Training – Operators must make sure that all contractor personnel have the skills and knowledge to do their jobs in a "safe and environmentally sound manner" and to do their assigned jobs. Most experts believe those are two separate categories – what a worker needs to know to work on the facility and what a worker needs to know to do his or her specific job, such as welding or electrical work. Personnel will also need to go through periodic refresher training and drills under the SEMS rules. How important is this? At a March 15th public meeting, BOEMRE officials stressed that hazard analysis and training must be completed before operators can consider their SEMS program complete.
Recordkeeping – Operators will be responsible for making sure their contractors meet the SEMs requirements. That means that in order to pass their audits, operators may need to be able to document each contractor's safety plans and each of the contractor employee's training, refresher courses and drills.
Hazard Analysis, training and recordkeeping are commonplace offshore and are already a part of the industry's approach to safety. That is one reason that the number of offshore incidents has declined so steadily over the past few years.
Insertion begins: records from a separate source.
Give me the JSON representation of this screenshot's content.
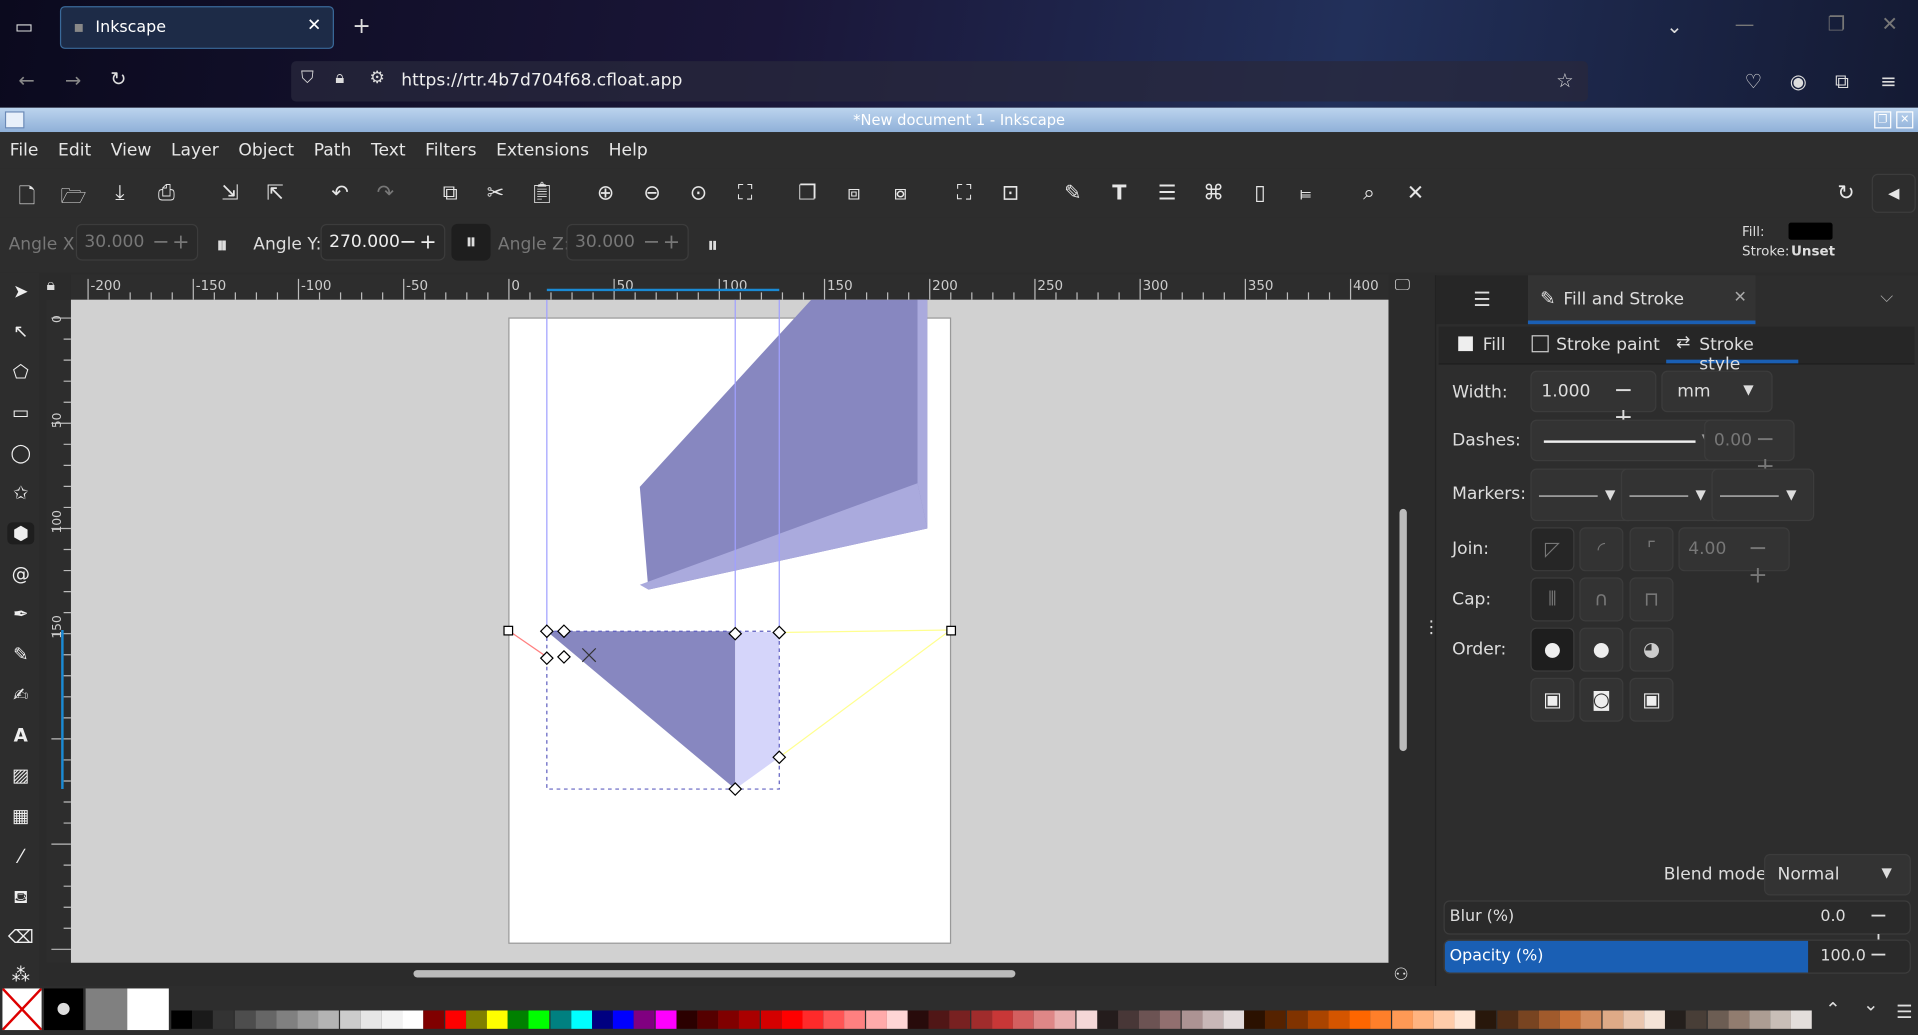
{
  "browser": {
    "tab_title": "Inkscape",
    "url": "https://rtr.4b7d704f68.cfloat.app"
  },
  "window": {
    "title": "*New document 1 - Inkscape"
  },
  "menu": [
    "File",
    "Edit",
    "View",
    "Layer",
    "Object",
    "Path",
    "Text",
    "Filters",
    "Extensions",
    "Help"
  ],
  "tool_controls": {
    "angle_x_label": "Angle X:",
    "angle_x": "30.000",
    "angle_y_label": "Angle Y:",
    "angle_y": "270.000",
    "angle_z_label": "Angle Z:",
    "angle_z": "30.000"
  },
  "style_indicator": {
    "fill_label": "Fill:",
    "stroke_label": "Stroke:",
    "stroke_value": "Unset",
    "fill_color": "#000000"
  },
  "ruler_labels": [
    "-200",
    "-150",
    "-100",
    "-50",
    "0",
    "50",
    "100",
    "150",
    "200",
    "250",
    "300",
    "350",
    "400"
  ],
  "vruler_labels": [
    "0",
    "50",
    "100",
    "150"
  ],
  "panel": {
    "tab_label": "Fill and Stroke",
    "subtabs": [
      "Fill",
      "Stroke paint",
      "Stroke style"
    ],
    "width_label": "Width:",
    "width_value": "1.000",
    "width_unit": "mm",
    "dashes_label": "Dashes:",
    "dash_offset": "0.00",
    "markers_label": "Markers:",
    "join_label": "Join:",
    "miter_limit": "4.00",
    "cap_label": "Cap:",
    "order_label": "Order:",
    "blend_label": "Blend mode:",
    "blend_value": "Normal",
    "blur_label": "Blur (%)",
    "blur_value": "0.0",
    "opacity_label": "Opacity (%)",
    "opacity_value": "100.0",
    "opacity_percent": 100,
    "accent_color": "#1a5fb4"
  },
  "palette": [
    "#000000",
    "#1a1a1a",
    "#333333",
    "#4d4d4d",
    "#666666",
    "#808080",
    "#999999",
    "#b3b3b3",
    "#cccccc",
    "#e6e6e6",
    "#f2f2f2",
    "#ffffff",
    "#800000",
    "#ff0000",
    "#808000",
    "#ffff00",
    "#008000",
    "#00ff00",
    "#008080",
    "#00ffff",
    "#000080",
    "#0000ff",
    "#800080",
    "#ff00ff",
    "#2b0000",
    "#550000",
    "#800000",
    "#aa0000",
    "#d40000",
    "#ff0000",
    "#ff2a2a",
    "#ff5555",
    "#ff8080",
    "#ffaaaa",
    "#ffd5d5",
    "#280b0b",
    "#501616",
    "#782121",
    "#a02c2c",
    "#c83737",
    "#d35f5f",
    "#de8787",
    "#e9afaf",
    "#f4d7d7",
    "#241c1c",
    "#483737",
    "#6c5353",
    "#916f6f",
    "#ac9393",
    "#c8b7b7",
    "#e3dbdb",
    "#2b1100",
    "#552200",
    "#803300",
    "#aa4400",
    "#d45500",
    "#ff6600",
    "#ff7f2a",
    "#ff9955",
    "#ffb380",
    "#ffccaa",
    "#ffe6d5",
    "#28170b",
    "#502d16",
    "#784421",
    "#a05a2c",
    "#c87137",
    "#d38d5f",
    "#deaa87",
    "#e9c6af",
    "#f4e3d7",
    "#241f1c",
    "#483e37",
    "#6c5d53",
    "#917c6f",
    "#ac9d93",
    "#c8beb7",
    "#e3dedb"
  ]
}
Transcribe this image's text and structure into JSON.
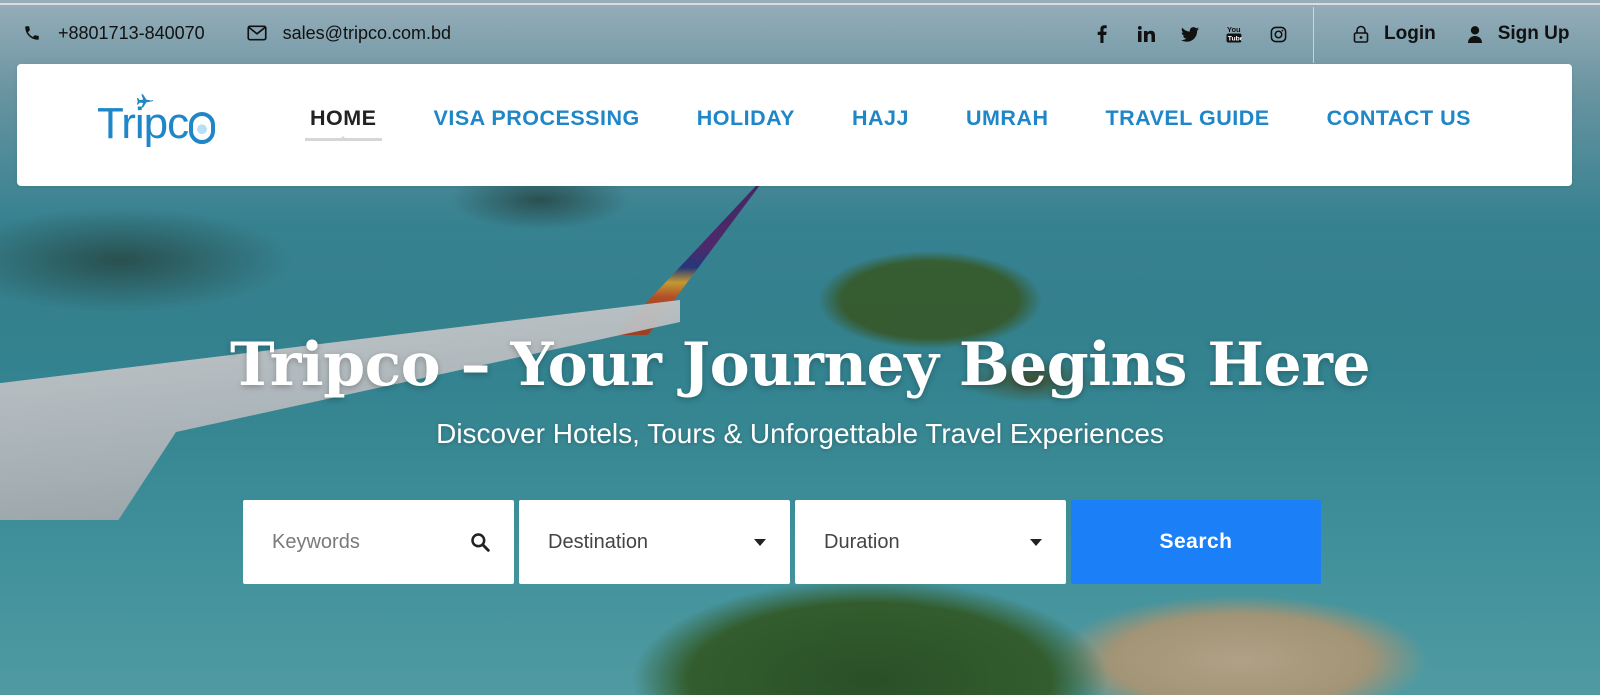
{
  "topbar": {
    "phone": "+8801713-840070",
    "email": "sales@tripco.com.bd",
    "socials": [
      "facebook-icon",
      "linkedin-icon",
      "twitter-icon",
      "youtube-icon",
      "instagram-icon"
    ],
    "login_label": "Login",
    "signup_label": "Sign Up"
  },
  "logo": {
    "text": "Tripc"
  },
  "nav": {
    "items": [
      {
        "label": "HOME",
        "active": true
      },
      {
        "label": "VISA PROCESSING"
      },
      {
        "label": "HOLIDAY"
      },
      {
        "label": "HAJJ"
      },
      {
        "label": "UMRAH"
      },
      {
        "label": "TRAVEL GUIDE"
      },
      {
        "label": "CONTACT US"
      }
    ]
  },
  "hero": {
    "title": "Tripco – Your Journey Begins Here",
    "subtitle": "Discover Hotels, Tours & Unforgettable Travel Experiences"
  },
  "search": {
    "keywords_placeholder": "Keywords",
    "destination_value": "Destination",
    "duration_value": "Duration",
    "button_label": "Search"
  },
  "colors": {
    "brand_blue": "#1f86c7",
    "search_button": "#1b7ff8",
    "nav_active": "#222222"
  }
}
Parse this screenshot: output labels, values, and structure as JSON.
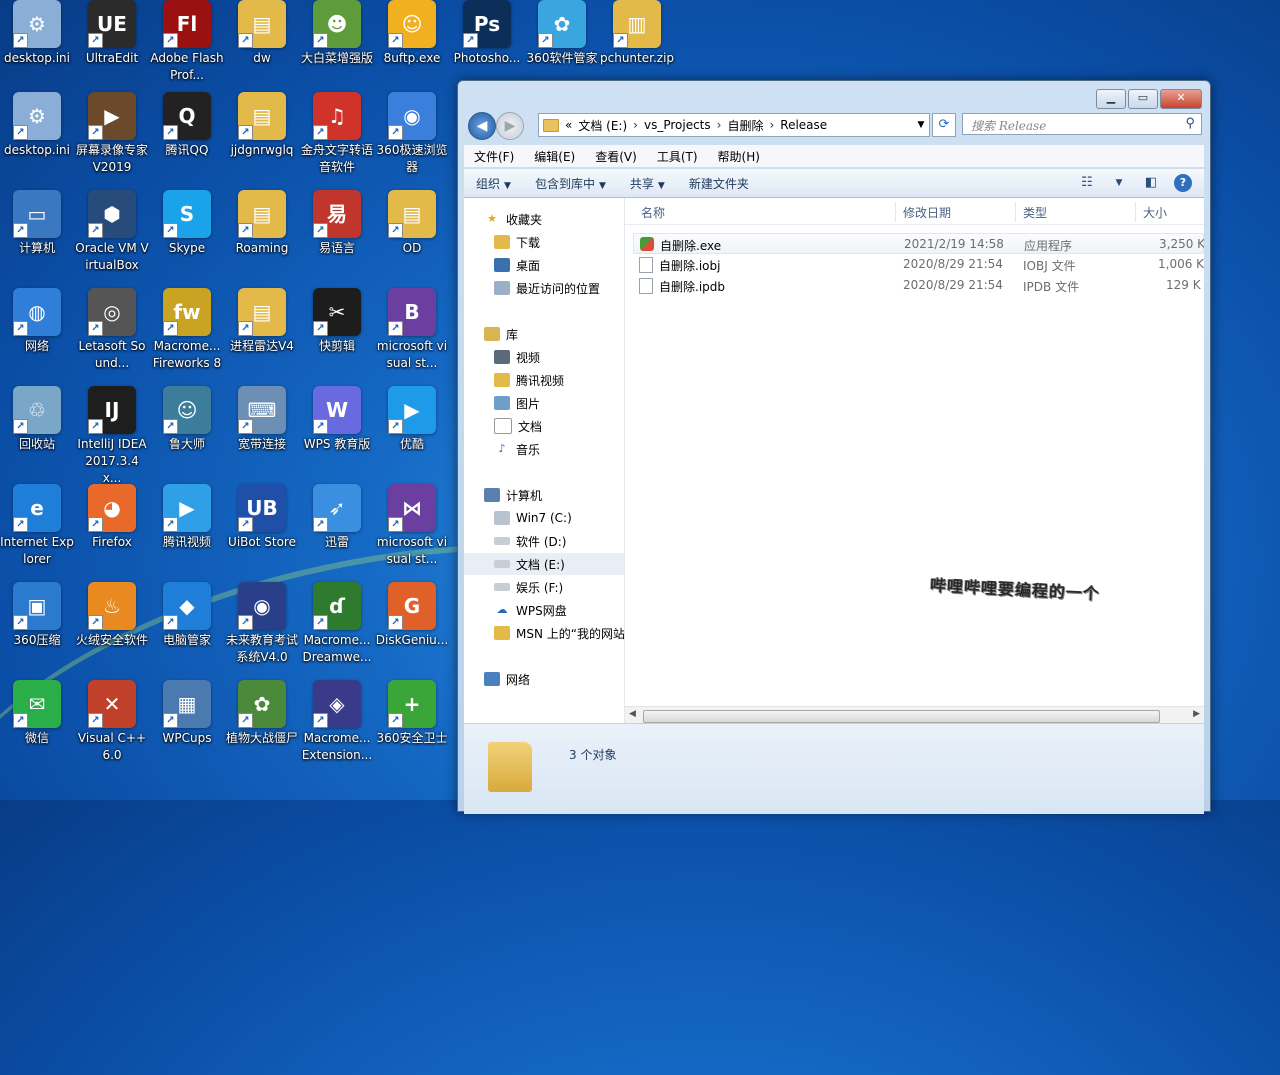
{
  "desktop": {
    "icons": [
      {
        "label": "desktop.ini",
        "glyph": "⚙",
        "color": "#8aaed6"
      },
      {
        "label": "UltraEdit",
        "glyph": "UE",
        "color": "#2b2b2b"
      },
      {
        "label": "Adobe Flash Prof...",
        "glyph": "Fl",
        "color": "#9b1111"
      },
      {
        "label": "dw",
        "glyph": "▤",
        "color": "#e3b94a"
      },
      {
        "label": "大白菜增强版",
        "glyph": "☻",
        "color": "#5e9b3a"
      },
      {
        "label": "8uftp.exe",
        "glyph": "☺",
        "color": "#f0b020"
      },
      {
        "label": "Photosho...",
        "glyph": "Ps",
        "color": "#0c2f5a"
      },
      {
        "label": "360软件管家",
        "glyph": "✿",
        "color": "#3aa6e0"
      },
      {
        "label": "pchunter.zip",
        "glyph": "▥",
        "color": "#e3b94a"
      },
      {
        "label": "desktop.ini",
        "glyph": "⚙",
        "color": "#8aaed6"
      },
      {
        "label": "屏幕录像专家V2019",
        "glyph": "▶",
        "color": "#6a4a2a"
      },
      {
        "label": "腾讯QQ",
        "glyph": "Q",
        "color": "#222222"
      },
      {
        "label": "jjdgnrwglq",
        "glyph": "▤",
        "color": "#e3b94a"
      },
      {
        "label": "金舟文字转语音软件",
        "glyph": "♫",
        "color": "#d0332a"
      },
      {
        "label": "360极速浏览器",
        "glyph": "◉",
        "color": "#3b7fdc"
      },
      {
        "label": "计算机",
        "glyph": "▭",
        "color": "#3a78c2"
      },
      {
        "label": "Oracle VM VirtualBox",
        "glyph": "⬢",
        "color": "#274b7a"
      },
      {
        "label": "Skype",
        "glyph": "S",
        "color": "#1aa3e8"
      },
      {
        "label": "Roaming",
        "glyph": "▤",
        "color": "#e3b94a"
      },
      {
        "label": "易语言",
        "glyph": "易",
        "color": "#c0362c"
      },
      {
        "label": "OD",
        "glyph": "▤",
        "color": "#e3b94a"
      },
      {
        "label": "网络",
        "glyph": "◍",
        "color": "#2f7ed8"
      },
      {
        "label": "Letasoft Sound...",
        "glyph": "◎",
        "color": "#555555"
      },
      {
        "label": "Macrome... Fireworks 8",
        "glyph": "fw",
        "color": "#c9a321"
      },
      {
        "label": "进程雷达V4",
        "glyph": "▤",
        "color": "#e3b94a"
      },
      {
        "label": "快剪辑",
        "glyph": "✂",
        "color": "#1d1d1d"
      },
      {
        "label": "microsoft visual st...",
        "glyph": "B",
        "color": "#6b3fa0"
      },
      {
        "label": "回收站",
        "glyph": "♲",
        "color": "#7aa7c7"
      },
      {
        "label": "IntelliJ IDEA 2017.3.4 x...",
        "glyph": "IJ",
        "color": "#1e1e1e"
      },
      {
        "label": "鲁大师",
        "glyph": "☺",
        "color": "#3b7d9b"
      },
      {
        "label": "宽带连接",
        "glyph": "⌨",
        "color": "#6d8fb5"
      },
      {
        "label": "WPS 教育版",
        "glyph": "W",
        "color": "#6a6ae0"
      },
      {
        "label": "优酷",
        "glyph": "▶",
        "color": "#1e9be8"
      },
      {
        "label": "Internet Explorer",
        "glyph": "e",
        "color": "#1f7ed8"
      },
      {
        "label": "Firefox",
        "glyph": "◕",
        "color": "#e8692a"
      },
      {
        "label": "腾讯视频",
        "glyph": "▶",
        "color": "#2fa0e8"
      },
      {
        "label": "UiBot Store",
        "glyph": "UB",
        "color": "#1f4fa8"
      },
      {
        "label": "迅雷",
        "glyph": "➶",
        "color": "#3a8fe0"
      },
      {
        "label": "microsoft visual st...",
        "glyph": "⋈",
        "color": "#6b3fa0"
      },
      {
        "label": "360压缩",
        "glyph": "▣",
        "color": "#2a7ad0"
      },
      {
        "label": "火绒安全软件",
        "glyph": "♨",
        "color": "#e88a20"
      },
      {
        "label": "电脑管家",
        "glyph": "◆",
        "color": "#1f7ed8"
      },
      {
        "label": "未来教育考试系统V4.0",
        "glyph": "◉",
        "color": "#2a3f8a"
      },
      {
        "label": "Macrome... Dreamwe...",
        "glyph": "ɗ",
        "color": "#2e7a2e"
      },
      {
        "label": "DiskGeniu...",
        "glyph": "G",
        "color": "#e0602a"
      },
      {
        "label": "微信",
        "glyph": "✉",
        "color": "#2aae4a"
      },
      {
        "label": "Visual C++ 6.0",
        "glyph": "✕",
        "color": "#c0402a"
      },
      {
        "label": "WPCups",
        "glyph": "▦",
        "color": "#4a7ab0"
      },
      {
        "label": "植物大战僵尸",
        "glyph": "✿",
        "color": "#4a8a3a"
      },
      {
        "label": "Macrome... Extension...",
        "glyph": "◈",
        "color": "#3a3a8a"
      },
      {
        "label": "360安全卫士",
        "glyph": "+",
        "color": "#3aa63a"
      }
    ]
  },
  "window": {
    "address": {
      "prefix": "«",
      "segments": [
        "文档 (E:)",
        "vs_Projects",
        "自删除",
        "Release"
      ],
      "separator": "›"
    },
    "search_placeholder": "搜索 Release",
    "menu": [
      "文件(F)",
      "编辑(E)",
      "查看(V)",
      "工具(T)",
      "帮助(H)"
    ],
    "toolbar": {
      "organize": "组织",
      "include": "包含到库中",
      "share": "共享",
      "new_folder": "新建文件夹"
    },
    "nav": {
      "favorites": "收藏夹",
      "downloads": "下载",
      "desktop": "桌面",
      "recent": "最近访问的位置",
      "libraries": "库",
      "videos": "视频",
      "tencent_video": "腾讯视频",
      "pictures": "图片",
      "documents": "文档",
      "music": "音乐",
      "computer": "计算机",
      "drive_c": "Win7 (C:)",
      "drive_d": "软件 (D:)",
      "drive_e": "文档 (E:)",
      "drive_f": "娱乐 (F:)",
      "wps": "WPS网盘",
      "msn": "MSN 上的“我的网站",
      "network": "网络"
    },
    "columns": {
      "name": "名称",
      "date": "修改日期",
      "type": "类型",
      "size": "大小"
    },
    "files": [
      {
        "name": "自删除.exe",
        "date": "2021/2/19 14:58",
        "type": "应用程序",
        "size": "3,250 K"
      },
      {
        "name": "自删除.iobj",
        "date": "2020/8/29 21:54",
        "type": "IOBJ 文件",
        "size": "1,006 K"
      },
      {
        "name": "自删除.ipdb",
        "date": "2020/8/29 21:54",
        "type": "IPDB 文件",
        "size": "129 K"
      }
    ],
    "status_count": "3 个对象"
  },
  "watermark": "哔哩哔哩要编程的一个"
}
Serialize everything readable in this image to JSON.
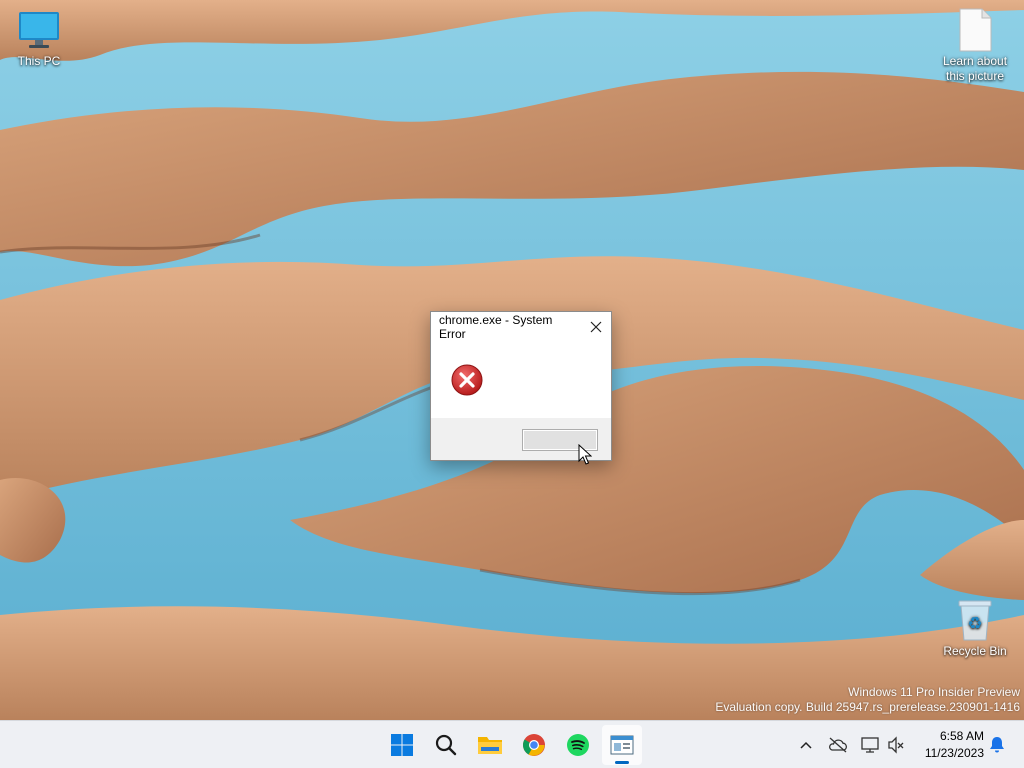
{
  "desktop": {
    "icons": [
      {
        "label": "This PC",
        "icon": "monitor-icon"
      },
      {
        "label": "Learn about this picture",
        "icon": "document-icon"
      },
      {
        "label": "Recycle Bin",
        "icon": "recycle-bin-icon"
      }
    ],
    "watermark": {
      "line1": "Windows 11 Pro Insider Preview",
      "line2": "Evaluation copy. Build 25947.rs_prerelease.230901-1416"
    }
  },
  "dialog": {
    "title": "chrome.exe - System Error",
    "close_label": "✕",
    "icon": "error-x-icon",
    "message": "",
    "ok_button_label": ""
  },
  "taskbar": {
    "pinned": [
      {
        "name": "start",
        "icon": "windows-logo-icon",
        "active": false
      },
      {
        "name": "search",
        "icon": "search-icon",
        "active": false
      },
      {
        "name": "file-explorer",
        "icon": "folder-icon",
        "active": false
      },
      {
        "name": "chrome",
        "icon": "chrome-icon",
        "active": false
      },
      {
        "name": "spotify",
        "icon": "spotify-icon",
        "active": false
      },
      {
        "name": "error-window",
        "icon": "window-app-icon",
        "active": true
      }
    ],
    "tray": {
      "icons": [
        "chevron-up-icon",
        "onedrive-offline-icon",
        "network-icon",
        "volume-muted-icon",
        "notification-bell-icon"
      ],
      "time": "6:58 AM",
      "date": "11/23/2023"
    }
  },
  "colors": {
    "taskbar_bg": "#eef0f4",
    "accent": "#0067c0",
    "error_red": "#d32f2f",
    "water": "#6ab7d2",
    "sand": "#c9916a"
  }
}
But the SEMS regulations remove much flexibility companies had and bring with them the potential for fines, Incidents of Noncompliance and even the potential for shutting down operations.
As a result operators and contractors alike need to make sure that they don't just meet the November deadline, but that they make sure they implement the right programs and systems. Part of that effort involves trying to reach common approaches to training and recordkeeping. There are very good reasons for doing this.
Have you ever heard the story about the man with two watches? He could never be sure what time it was. Without industry consensus, it will be hard to figure out what is truly safe. Imagine if more than 100 offshore operators all set different training requirements for contractor personnel? How will the agency judge one operator's program without a common approach?
From the contractor's standpoint it could be a nightmare - training, retraining and training their personnel again to meet each operator's unique program. Experts will tell you that if a worker is taught multiple, conflicting safety rules, the resulting confusion can increase the potential for accidents. It is like asking a quarterback to learn two different team's plays and keep them straight during a game.
Recordkeeping presents a similar problem. Multiple databases raise costs for operators and contractors alike. They also make it much more difficult for auditors and the agency to make sense of the information.
The good news is that the operators and many of the contractors are working on common approaches to many of the elements of SEMS. If they are successful it will make it much easier for the industry to meet the November 15 deadline and will increase safety at offshore facilities. After all, that is the ultimate goal for BOEMRE, the operators and contractors alike.